Having described the parts of the before-mentioned Chersonesus without the Taurus, I must add these particulars.

Apollodorus, in his work on the catalogue of the ships mentioned in Homer, relates, that all the allies of the Trojans, who came from Asia, inhabited, according to the poet, the peninsula of which at its narrowest part is the isthmus between the innermost recess of the bay at Sinope and Issus. The exterior sides (of this peninsula), which is of a triangular shape, are unequal. Of these, one extends from Cilicia to Chelidoniæ, (islands,) another thence to the mouth of the Euxine, and the third from the mouth of the Euxine to Sinope.

The assertion that the allies were only those who occupied the peninsula may be proved to be erroneous by the same arguments by which we before showed that those who lived within the Halys were not the only allies. For the places about Pharnacia, where we said the Halizoni lived, are situated without the Halys, and also without the isthmus, for they are without the line drawn from Sinope to Issus;1 and not only without this line, but also without the true line of the isthmus drawn from Amisus to Issus; for Apollodorus incorrectly describes the isthmus and the line of its direction, substituting one line for another (the line drawn from Sinope to Issus for the line drawn from Amisus to Issus).

But the greatest absurdity is this, that after having said that the peninsula was of a triangular shape, he speaks of three exterior sides. For in speaking of exterior sides, he seems to except the line of the isthmus itself, considering it still a side, although not an exterior side, from its not being upon the sea. But if this line were so shortened that the extremities of the (exterior) sides falling upon Issus and Sinope nearly coincided, the peninsula might in that case be said to be of a triangular shape; but as his own line (from Sinope to Issus) is 3000 stadia in length, it would be ignorance, and not a knowledge of chorography, to call such a four-sided figure a triangle. Yet he published a work on Chorography, in the metre of comedy, (Iambic metre,) entitled ‘The Circuit of the Earth.’
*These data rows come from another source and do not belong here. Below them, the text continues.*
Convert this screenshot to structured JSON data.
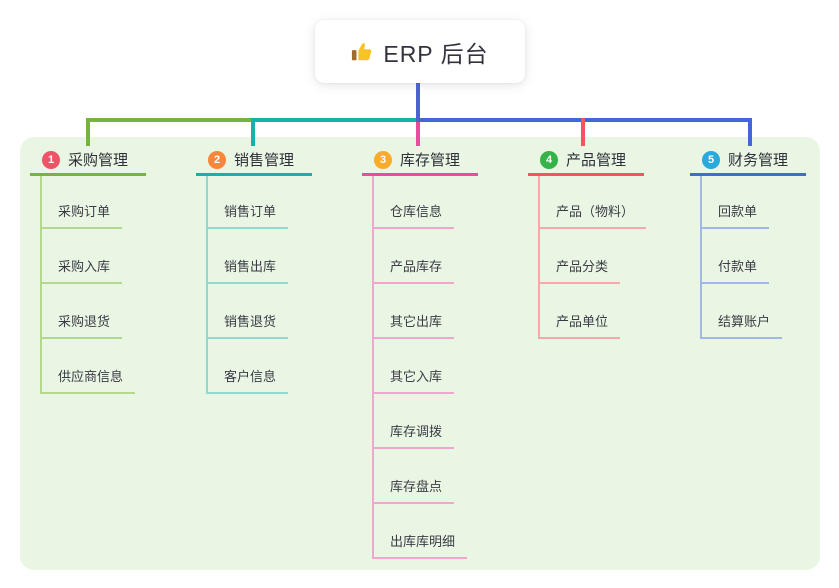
{
  "canvas": {
    "panel_bg": "#e9f6e3"
  },
  "root": {
    "icon": "thumbs-up-icon",
    "label": "ERP 后台"
  },
  "connectors": {
    "trunk_color": "#4c63d2",
    "blue_rail_color": "#4467d8"
  },
  "branches": [
    {
      "index": "1",
      "title": "采购管理",
      "colors": {
        "badge": "#ef5368",
        "line": "#76b340",
        "line_light": "#b5d890"
      },
      "children": [
        "采购订单",
        "采购入库",
        "采购退货",
        "供应商信息"
      ]
    },
    {
      "index": "2",
      "title": "销售管理",
      "colors": {
        "badge": "#f9863a",
        "line": "#14b3a6",
        "line_light": "#8fd9d1"
      },
      "children": [
        "销售订单",
        "销售出库",
        "销售退货",
        "客户信息"
      ]
    },
    {
      "index": "3",
      "title": "库存管理",
      "colors": {
        "badge": "#fbab2c",
        "line": "#ea4b9d",
        "line_light": "#f3a6cd"
      },
      "children": [
        "仓库信息",
        "产品库存",
        "其它出库",
        "其它入库",
        "库存调拨",
        "库存盘点",
        "出库库明细"
      ]
    },
    {
      "index": "4",
      "title": "产品管理",
      "colors": {
        "badge": "#33b348",
        "line": "#f2555e",
        "line_light": "#f8a7ab"
      },
      "children": [
        "产品（物料）",
        "产品分类",
        "产品单位"
      ]
    },
    {
      "index": "5",
      "title": "财务管理",
      "colors": {
        "badge": "#29a9dc",
        "line": "#3f6ad8",
        "line_light": "#a3b6ec"
      },
      "children": [
        "回款单",
        "付款单",
        "结算账户"
      ]
    }
  ]
}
He is still liable to the same charge of ignorance, even if we should suppose the isthmus to be contracted to its least dimensions, and follow writers who erroneously estimate the distance at one-half of the sum, namely 1500 stadia, to which it is reduced by Artemidorus; but even this would not by any means reduce the thus contracted space to the figure of a triangle.

Besides, Artemidorus has not correctly described the exterior sides; one side, he says, extends from Issus to the Chelidoniæ islands, although the whole Lycian coast, and the country opposite to Rhodes as far as Physcus, lies in a straight line with, and is a continuation of it; the continent then makes a bend at Physcus, and forms the commencement of the second or western side, extending to the Propontis and Byzantium.

1 Groskurd is desirous of reading Tarsus for Issus. See above, c. v. § 11. But Strabo is here considering the two opinions held respecting the isthmus.